Aside from his earlier embarrassment of President Obama by flip-flopping on accepting Netanyahu’s apology over the Mavi Marmara incident, Turkey’s Prime Minister Recep Tayyip Erdogan, at a White House press conference yesterday after meeting with the President, reiterated his intention to visit Gaza in June despite the fact that both Secretary Kerry as well as the President had lobbied against this visit. While he obviously has his own domestic audience to whom to answer were he to have reneged on this promised visit, it would seem that he will might have finessed the question until he returned home and not stuff it to the President in his own house.
Similarly and perhaps with far greater potential consequences, Russian President Putin entertained Prime Minister Netanyahu on a visit which he undertook precisely to urge the Russians not to deliver or to cease their delivery of high sophisticated Yakhont long range Russian cruise missiles to the Assad Government. Within two days of Netanyahu’s departure, Putin announced that Russia was proceeding with the sale of all the weapons promised to Syria.
It is likely that Netanyahu knew that his visit would be futile, yet he sought to make the trip, and Putin received him knowing precisely what was on the table. In fact, given that Putin had just agreed to encourage an international summit on Syria, perhaps the U.S. encouraged the Israelis to try to make the effort to stop the transfer of these new missiles to Assad.

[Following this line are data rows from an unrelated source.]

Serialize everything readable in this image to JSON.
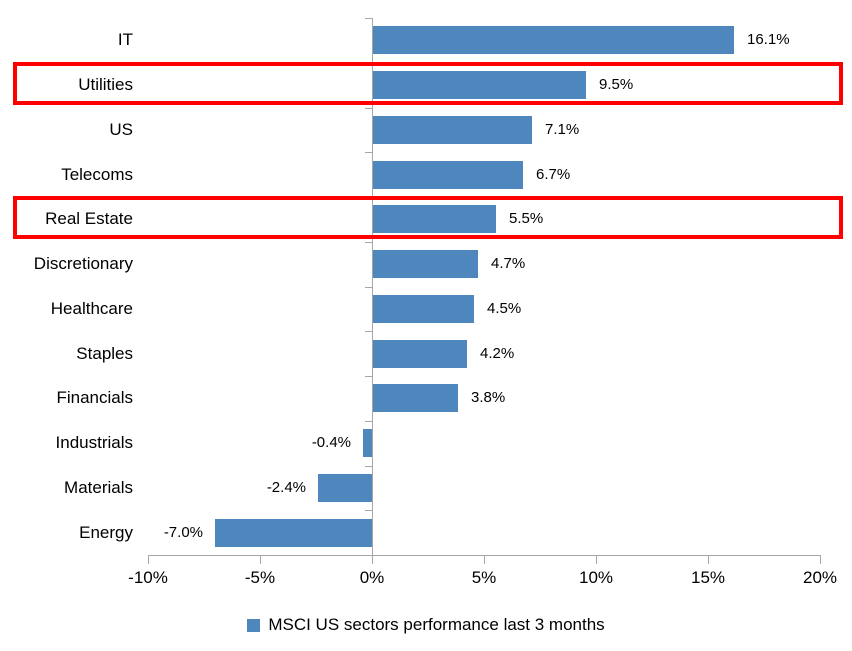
{
  "chart_data": {
    "type": "bar",
    "orientation": "horizontal",
    "title": "",
    "categories": [
      "IT",
      "Utilities",
      "US",
      "Telecoms",
      "Real Estate",
      "Discretionary",
      "Healthcare",
      "Staples",
      "Financials",
      "Industrials",
      "Materials",
      "Energy"
    ],
    "series": [
      {
        "name": "MSCI US sectors performance last 3 months",
        "values": [
          16.1,
          9.5,
          7.1,
          6.7,
          5.5,
          4.7,
          4.5,
          4.2,
          3.8,
          -0.4,
          -2.4,
          -7.0
        ],
        "data_labels": [
          "16.1%",
          "9.5%",
          "7.1%",
          "6.7%",
          "5.5%",
          "4.7%",
          "4.5%",
          "4.2%",
          "3.8%",
          "-0.4%",
          "-2.4%",
          "-7.0%"
        ]
      }
    ],
    "xlim": [
      -10,
      20
    ],
    "x_ticks": [
      {
        "value": -10,
        "label": "-10%"
      },
      {
        "value": -5,
        "label": "-5%"
      },
      {
        "value": 0,
        "label": "0%"
      },
      {
        "value": 5,
        "label": "5%"
      },
      {
        "value": 10,
        "label": "10%"
      },
      {
        "value": 15,
        "label": "15%"
      },
      {
        "value": 20,
        "label": "20%"
      }
    ],
    "grid": false,
    "legend_position": "bottom",
    "highlighted_categories": [
      "Utilities",
      "Real Estate"
    ],
    "colors": {
      "bar": "#4E86BE",
      "highlight_box": "#FE0000",
      "axis": "#A6A6A6",
      "text": "#000000"
    }
  }
}
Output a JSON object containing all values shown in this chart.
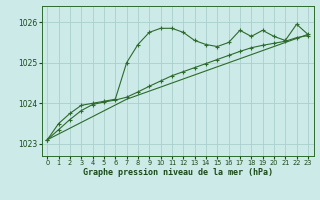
{
  "title": "Graphe pression niveau de la mer (hPa)",
  "background_color": "#cceae7",
  "grid_color": "#aacfcc",
  "line_color": "#2d6b2d",
  "xlim": [
    -0.5,
    23.5
  ],
  "ylim": [
    1022.7,
    1026.4
  ],
  "yticks": [
    1023,
    1024,
    1025,
    1026
  ],
  "xticks": [
    0,
    1,
    2,
    3,
    4,
    5,
    6,
    7,
    8,
    9,
    10,
    11,
    12,
    13,
    14,
    15,
    16,
    17,
    18,
    19,
    20,
    21,
    22,
    23
  ],
  "series1_x": [
    0,
    1,
    2,
    3,
    4,
    5,
    6,
    7,
    8,
    9,
    10,
    11,
    12,
    13,
    14,
    15,
    16,
    17,
    18,
    19,
    20,
    21,
    22,
    23
  ],
  "series1_y": [
    1023.1,
    1023.5,
    1023.75,
    1023.95,
    1024.0,
    1024.05,
    1024.1,
    1025.0,
    1025.45,
    1025.75,
    1025.85,
    1025.85,
    1025.75,
    1025.55,
    1025.45,
    1025.4,
    1025.5,
    1025.8,
    1025.65,
    1025.8,
    1025.65,
    1025.55,
    1025.95,
    1025.7
  ],
  "series2_x": [
    0,
    1,
    2,
    3,
    4,
    5,
    6,
    7,
    8,
    9,
    10,
    11,
    12,
    13,
    14,
    15,
    16,
    17,
    18,
    19,
    20,
    21,
    22,
    23
  ],
  "series2_y": [
    1023.1,
    1023.35,
    1023.6,
    1023.82,
    1023.97,
    1024.03,
    1024.08,
    1024.15,
    1024.28,
    1024.42,
    1024.55,
    1024.68,
    1024.78,
    1024.88,
    1024.98,
    1025.08,
    1025.18,
    1025.28,
    1025.37,
    1025.43,
    1025.48,
    1025.53,
    1025.62,
    1025.67
  ],
  "series3_x": [
    0,
    7,
    23
  ],
  "series3_y": [
    1023.1,
    1024.1,
    1025.7
  ]
}
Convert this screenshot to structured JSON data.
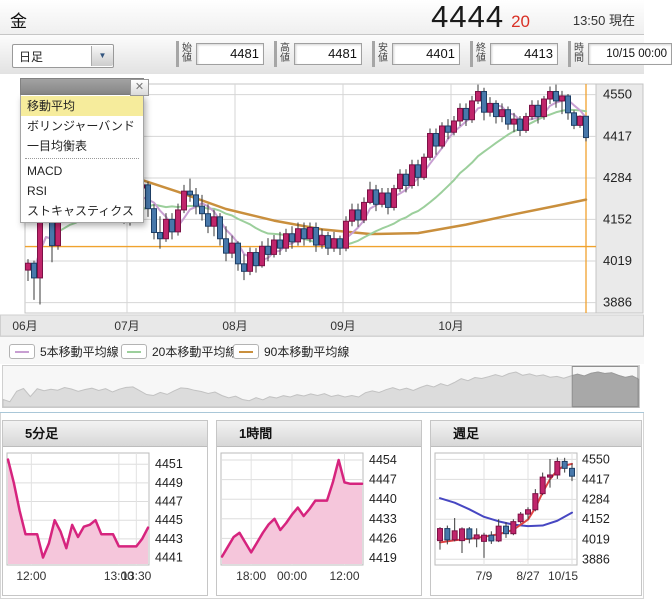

Bibi did announce upon his return home that Israel would not tolerate Syria possessing weapons which could reach easily into Israel’s heartland –or out to sea as well–,nor would he permit the IAF to be challenged by the highly sophisticated new Russian radar systems. He was indicating directly to Assad—over Putin’s head—that Israel would attack any new systems that would be arriving before they were operational.